The minor opposition Bareun Party picked its former presidential candidate, Rep. Yoo Seong-min, as its new leader on Monday in an election overshadowed by internal division, mass defections and its reduced presence in parliament.
The economist-turned-lawmaker secured 56.6 percent of the vote, beating five other contenders, including Reps. Ha Tae-kyeung, Jeong Woon-chun and Park In-sook. His election was based on the combined results of a vote by party delegates and a public opinion survey.
Ha, Jeong and Park were elected as the members of the party's decision-making Supreme Council.
|Yoo Seong-min, the new leader of the minor opposition Bareun Party, speaks after winning the leadership election at the National Assembly in Seoul on Nov. 13, 2017. (Yonhap)|
In his acceptance speech, Yoo called for internal unity and vowed to continue the party's drive for "new" conservatism.
"Let's go back to the basics and work together for new conservatism," he said. "Let us continue to strive for unity among centrists and conservatives who share our vision for the future of the country and reform."
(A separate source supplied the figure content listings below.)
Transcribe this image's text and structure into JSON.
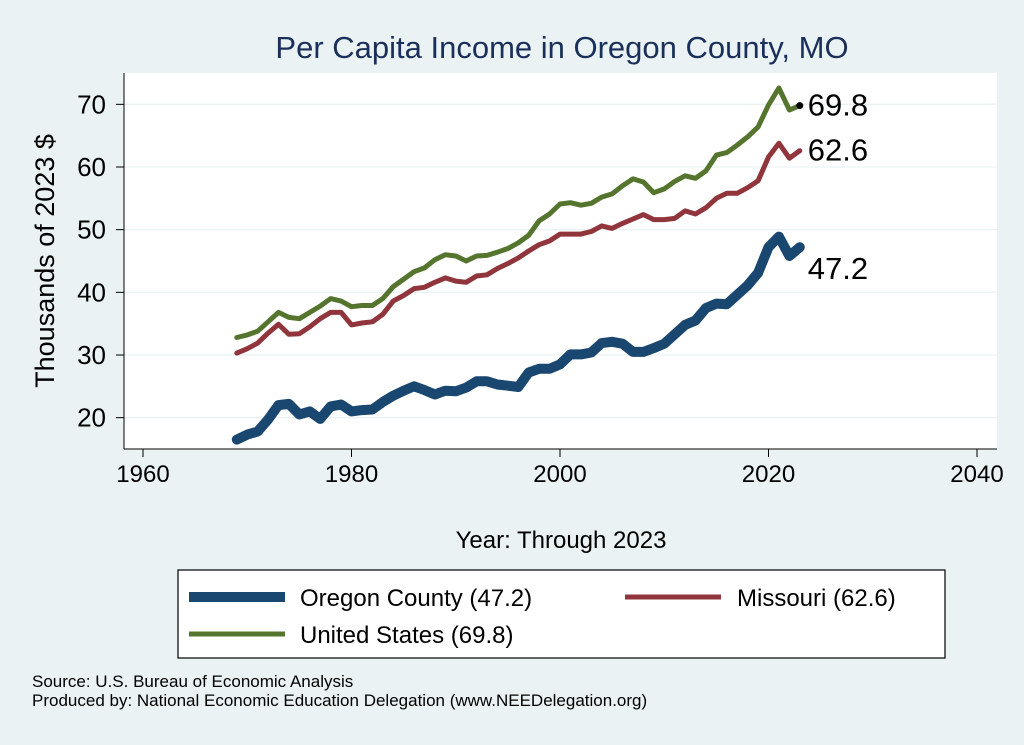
{
  "chart_data": {
    "type": "line",
    "title": "Per Capita Income in Oregon County, MO",
    "xlabel": "Year: Through 2023",
    "ylabel": "Thousands of 2023 $",
    "xlim": [
      1960,
      2040
    ],
    "ylim": [
      15,
      75
    ],
    "x_ticks": [
      1960,
      1980,
      2000,
      2020,
      2040
    ],
    "y_ticks": [
      20,
      30,
      40,
      50,
      60,
      70
    ],
    "grid": true,
    "x": [
      1969,
      1970,
      1971,
      1972,
      1973,
      1974,
      1975,
      1976,
      1977,
      1978,
      1979,
      1980,
      1981,
      1982,
      1983,
      1984,
      1985,
      1986,
      1987,
      1988,
      1989,
      1990,
      1991,
      1992,
      1993,
      1994,
      1995,
      1996,
      1997,
      1998,
      1999,
      2000,
      2001,
      2002,
      2003,
      2004,
      2005,
      2006,
      2007,
      2008,
      2009,
      2010,
      2011,
      2012,
      2013,
      2014,
      2015,
      2016,
      2017,
      2018,
      2019,
      2020,
      2021,
      2022,
      2023
    ],
    "series": [
      {
        "name": "Oregon County",
        "legend": "Oregon County (47.2)",
        "end_label": "47.2",
        "color": "#1a476f",
        "values": [
          16.5,
          17.3,
          17.8,
          19.7,
          22.0,
          22.2,
          20.5,
          21.0,
          19.8,
          21.8,
          22.1,
          21.0,
          21.2,
          21.3,
          22.5,
          23.5,
          24.3,
          25.0,
          24.4,
          23.7,
          24.3,
          24.2,
          24.8,
          25.8,
          25.8,
          25.3,
          25.1,
          24.9,
          27.2,
          27.8,
          27.8,
          28.5,
          30.1,
          30.1,
          30.4,
          31.9,
          32.1,
          31.8,
          30.5,
          30.5,
          31.1,
          31.8,
          33.3,
          34.8,
          35.5,
          37.5,
          38.2,
          38.1,
          39.6,
          41.1,
          43.1,
          47.2,
          48.9,
          45.8,
          47.2
        ]
      },
      {
        "name": "Missouri",
        "legend": "Missouri (62.6)",
        "end_label": "62.6",
        "color": "#90353b",
        "values": [
          30.3,
          31.0,
          31.9,
          33.5,
          34.9,
          33.3,
          33.4,
          34.5,
          35.8,
          36.8,
          36.8,
          34.8,
          35.1,
          35.3,
          36.5,
          38.6,
          39.5,
          40.6,
          40.8,
          41.6,
          42.3,
          41.8,
          41.6,
          42.6,
          42.8,
          43.8,
          44.6,
          45.5,
          46.6,
          47.6,
          48.2,
          49.3,
          49.3,
          49.3,
          49.7,
          50.6,
          50.2,
          51.0,
          51.7,
          52.4,
          51.6,
          51.6,
          51.8,
          53.0,
          52.5,
          53.5,
          55.0,
          55.8,
          55.8,
          56.7,
          57.8,
          61.6,
          63.8,
          61.4,
          62.6
        ]
      },
      {
        "name": "United States",
        "legend": "United States (69.8)",
        "end_label": "69.8",
        "color": "#55752f",
        "values": [
          32.8,
          33.2,
          33.8,
          35.3,
          36.8,
          36.0,
          35.8,
          36.8,
          37.8,
          39.0,
          38.6,
          37.7,
          37.9,
          37.9,
          39.0,
          40.9,
          42.1,
          43.3,
          43.9,
          45.2,
          46.0,
          45.8,
          45.0,
          45.8,
          45.9,
          46.4,
          47.0,
          47.9,
          49.1,
          51.4,
          52.5,
          54.1,
          54.3,
          53.9,
          54.2,
          55.2,
          55.7,
          57.0,
          58.1,
          57.6,
          55.9,
          56.5,
          57.7,
          58.6,
          58.2,
          59.4,
          61.9,
          62.3,
          63.5,
          64.8,
          66.4,
          69.9,
          72.6,
          69.1,
          69.8
        ]
      }
    ]
  },
  "footer": {
    "source": "Source: U.S. Bureau of Economic Analysis",
    "produced_by": "Produced by: National Economic Education Delegation (www.NEEDelegation.org)"
  }
}
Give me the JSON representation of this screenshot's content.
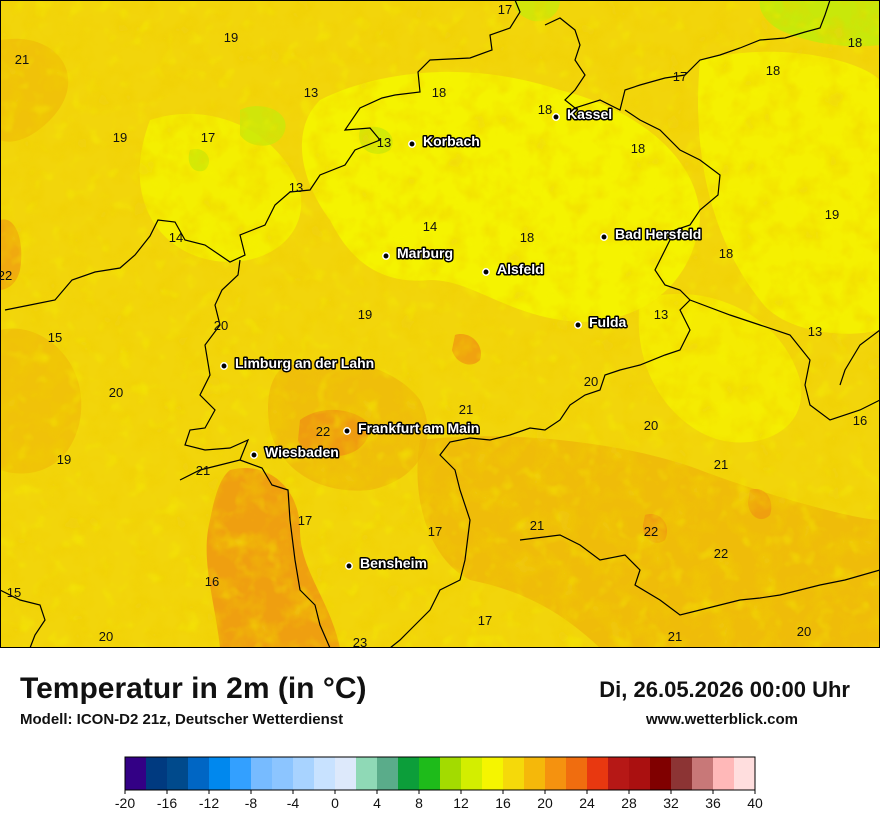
{
  "header": {
    "title": "Temperatur in 2m (in °C)",
    "model": "Modell: ICON-D2 21z, Deutscher Wetterdienst",
    "datetime": "Di, 26.05.2026 00:00 Uhr",
    "website": "www.wetterblick.com"
  },
  "cities": [
    {
      "name": "Kassel"
    },
    {
      "name": "Korbach"
    },
    {
      "name": "Bad Hersfeld"
    },
    {
      "name": "Marburg"
    },
    {
      "name": "Alsfeld"
    },
    {
      "name": "Fulda"
    },
    {
      "name": "Limburg an der Lahn"
    },
    {
      "name": "Frankfurt am Main"
    },
    {
      "name": "Wiesbaden"
    },
    {
      "name": "Bensheim"
    }
  ],
  "temperature_values": [
    17,
    21,
    19,
    18,
    13,
    18,
    17,
    18,
    18,
    19,
    17,
    13,
    13,
    18,
    14,
    14,
    18,
    18,
    19,
    22,
    20,
    19,
    15,
    13,
    13,
    20,
    20,
    21,
    22,
    21,
    20,
    16,
    19,
    21,
    17,
    17,
    21,
    22,
    22,
    16,
    17,
    15,
    20,
    23,
    20,
    21,
    20
  ],
  "legend": {
    "colors": [
      "#330085",
      "#003a80",
      "#004a8c",
      "#0066c4",
      "#0088ee",
      "#33a0ff",
      "#77bbff",
      "#8cc5ff",
      "#a8d3ff",
      "#c8e2ff",
      "#dde9fb",
      "#8fd9b6",
      "#5aac8a",
      "#0c9e3a",
      "#1ebb1a",
      "#a3db00",
      "#d3ee00",
      "#f5f500",
      "#f5d90a",
      "#f5b80a",
      "#f5920f",
      "#f06d0f",
      "#e83810",
      "#b61816",
      "#aa1010",
      "#800000",
      "#8c3434",
      "#c87878",
      "#ffb8b8",
      "#ffdede"
    ],
    "ticks": [
      "-20",
      "-16",
      "-12",
      "-8",
      "-4",
      "0",
      "4",
      "8",
      "12",
      "16",
      "20",
      "24",
      "28",
      "32",
      "36",
      "40"
    ]
  }
}
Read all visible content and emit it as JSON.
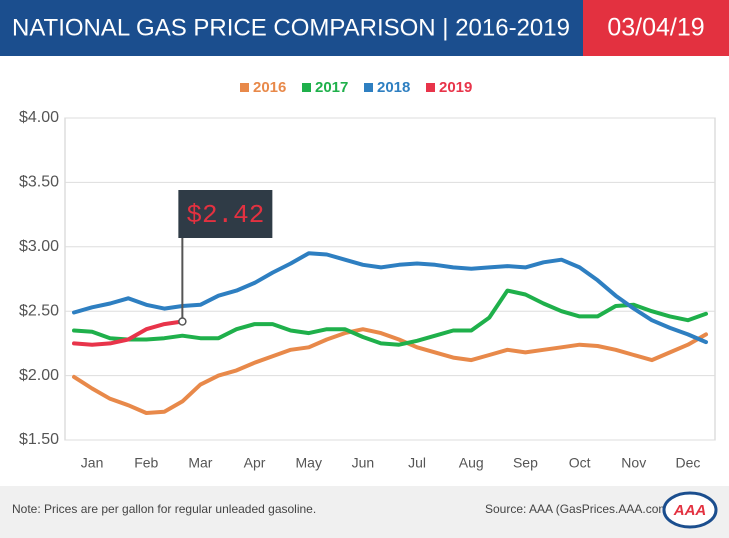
{
  "header": {
    "title": "NATIONAL GAS PRICE COMPARISON | 2016-2019",
    "date": "03/04/19"
  },
  "chart_data": {
    "type": "line",
    "categories": [
      null,
      "Jan",
      null,
      null,
      "Feb",
      null,
      null,
      "Mar",
      null,
      null,
      "Apr",
      null,
      null,
      "May",
      null,
      null,
      "Jun",
      null,
      null,
      "Jul",
      null,
      null,
      "Aug",
      null,
      null,
      "Sep",
      null,
      null,
      "Oct",
      null,
      null,
      "Nov",
      null,
      null,
      "Dec",
      null
    ],
    "series": [
      {
        "name": "2016",
        "color": "#e8894a",
        "values": [
          1.99,
          1.9,
          1.82,
          1.77,
          1.71,
          1.72,
          1.8,
          1.93,
          2.0,
          2.04,
          2.1,
          2.15,
          2.2,
          2.22,
          2.28,
          2.33,
          2.36,
          2.33,
          2.28,
          2.22,
          2.18,
          2.14,
          2.12,
          2.16,
          2.2,
          2.18,
          2.2,
          2.22,
          2.24,
          2.23,
          2.2,
          2.16,
          2.12,
          2.18,
          2.24,
          2.32
        ]
      },
      {
        "name": "2017",
        "color": "#1fb04b",
        "values": [
          2.35,
          2.34,
          2.29,
          2.28,
          2.28,
          2.29,
          2.31,
          2.29,
          2.29,
          2.36,
          2.4,
          2.4,
          2.35,
          2.33,
          2.36,
          2.36,
          2.3,
          2.25,
          2.24,
          2.27,
          2.31,
          2.35,
          2.35,
          2.45,
          2.66,
          2.63,
          2.56,
          2.5,
          2.46,
          2.46,
          2.54,
          2.55,
          2.5,
          2.46,
          2.43,
          2.48
        ]
      },
      {
        "name": "2018",
        "color": "#2e7fc1",
        "values": [
          2.49,
          2.53,
          2.56,
          2.6,
          2.55,
          2.52,
          2.54,
          2.55,
          2.62,
          2.66,
          2.72,
          2.8,
          2.87,
          2.95,
          2.94,
          2.9,
          2.86,
          2.84,
          2.86,
          2.87,
          2.86,
          2.84,
          2.83,
          2.84,
          2.85,
          2.84,
          2.88,
          2.9,
          2.84,
          2.74,
          2.62,
          2.52,
          2.43,
          2.37,
          2.32,
          2.26
        ]
      },
      {
        "name": "2019",
        "color": "#e8344a",
        "values": [
          2.25,
          2.24,
          2.25,
          2.28,
          2.36,
          2.4,
          2.42,
          null,
          null,
          null,
          null,
          null,
          null,
          null,
          null,
          null,
          null,
          null,
          null,
          null,
          null,
          null,
          null,
          null,
          null,
          null,
          null,
          null,
          null,
          null,
          null,
          null,
          null,
          null,
          null,
          null
        ]
      }
    ],
    "ylim": [
      1.5,
      4.0
    ],
    "yticks": [
      {
        "value": 1.5,
        "label": "$1.50"
      },
      {
        "value": 2.0,
        "label": "$2.00"
      },
      {
        "value": 2.5,
        "label": "$2.50"
      },
      {
        "value": 3.0,
        "label": "$3.00"
      },
      {
        "value": 3.5,
        "label": "$3.50"
      },
      {
        "value": 4.0,
        "label": "$4.00"
      }
    ],
    "grid": true,
    "annotation": "$2.42"
  },
  "footer": {
    "note": "Note: Prices are per gallon for regular unleaded gasoline.",
    "source": "Source: AAA (GasPrices.AAA.com)",
    "logo": "AAA"
  }
}
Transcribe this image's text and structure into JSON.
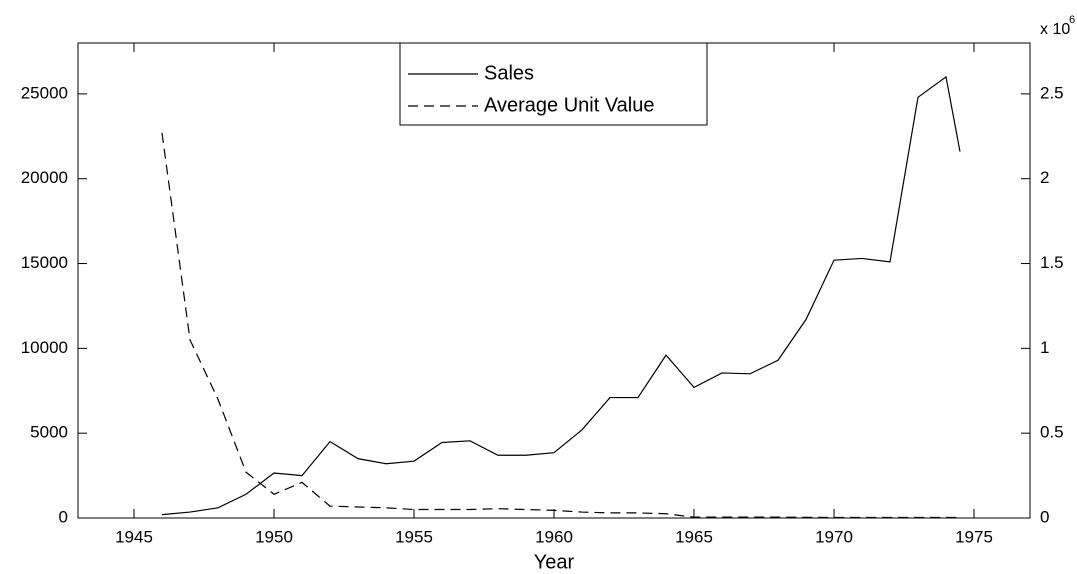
{
  "chart_data": {
    "type": "line",
    "xlabel": "Year",
    "x": [
      1946,
      1947,
      1948,
      1949,
      1950,
      1951,
      1952,
      1953,
      1954,
      1955,
      1956,
      1957,
      1958,
      1959,
      1960,
      1961,
      1962,
      1963,
      1964,
      1965,
      1966,
      1967,
      1968,
      1969,
      1970,
      1971,
      1972,
      1973,
      1974,
      1974.5
    ],
    "series": [
      {
        "name": "Sales",
        "color": "#000000",
        "dash": "solid",
        "values": [
          200,
          350,
          600,
          1400,
          2650,
          2500,
          4500,
          3500,
          3200,
          3350,
          4450,
          4550,
          3700,
          3700,
          3850,
          5200,
          7100,
          7100,
          9600,
          7700,
          8550,
          8500,
          9300,
          11700,
          15200,
          15300,
          15100,
          24800,
          26000,
          21600
        ]
      },
      {
        "name": "Average Unit Value",
        "color": "#000000",
        "dash": "dashed",
        "axis": "y2",
        "values": [
          2270000,
          1050000,
          700000,
          270000,
          140000,
          210000,
          70000,
          65000,
          60000,
          50000,
          50000,
          50000,
          55000,
          50000,
          45000,
          35000,
          30000,
          30000,
          25000,
          5000,
          5000,
          5000,
          5000,
          4000,
          3000,
          3000,
          3000,
          3000,
          3000,
          3000
        ]
      }
    ],
    "xlim": [
      1943,
      1977
    ],
    "xticks": [
      1945,
      1950,
      1955,
      1960,
      1965,
      1970,
      1975
    ],
    "ylim": [
      0,
      28000
    ],
    "yticks": [
      0,
      5000,
      10000,
      15000,
      20000,
      25000
    ],
    "y2lim": [
      0,
      2800000
    ],
    "y2ticks": [
      0,
      {
        "value": 500000,
        "label": "0.5"
      },
      {
        "value": 1000000,
        "label": "1"
      },
      {
        "value": 1500000,
        "label": "1.5"
      },
      {
        "value": 2000000,
        "label": "2"
      },
      {
        "value": 2500000,
        "label": "2.5"
      }
    ],
    "y2_multiplier": "x 10",
    "y2_multiplier_exponent": "6",
    "legend": "top-center",
    "grid": false
  }
}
The conservative party had been rudderless since former leader Lee Hye-hoon resigned on Sept. 7 amid a graft scandal. The scandal dealt a stinging blow to the party's push to become a reformist alternative to the main opposition Liberty Korea Party (LKP).
Yoo's election came after eight lawmakers defected to the LKP last week in a move to unify the fractured conservative camp and better rein in increasingly assertive liberal rivals ahead of next year's local elections.
The defections stripped the Bareun Party of its status as a parliamentary negotiating bloc that requires at least 20 lawmakers of the 299-member National Assembly.
The Bareun Party was launched in January with dozens of defectors from the current main opposition party. It started with 33 lawmakers, but it now only has 12. Joo Ho-young, its floor leader, plans to leave the party soon.
The new leadership is now tasked with preventing additional defections, salvaging the party's founding principle of "new, warm and transparent" conservatism and strengthening its parliamentary foothold possibly by joining forces with middle-of-the-road politicians.
It also faces the daunting task of preparing the party for next year's mayoral and gubernatorial elections seen as a crucial referendum on President Moon Jae-in's first year in office, observers said.
The talk of a policy alliance between the Bareun Party and the People's Party has persisted, though some within the center-left party resist any tie-up, citing their different ideological roots and support bases.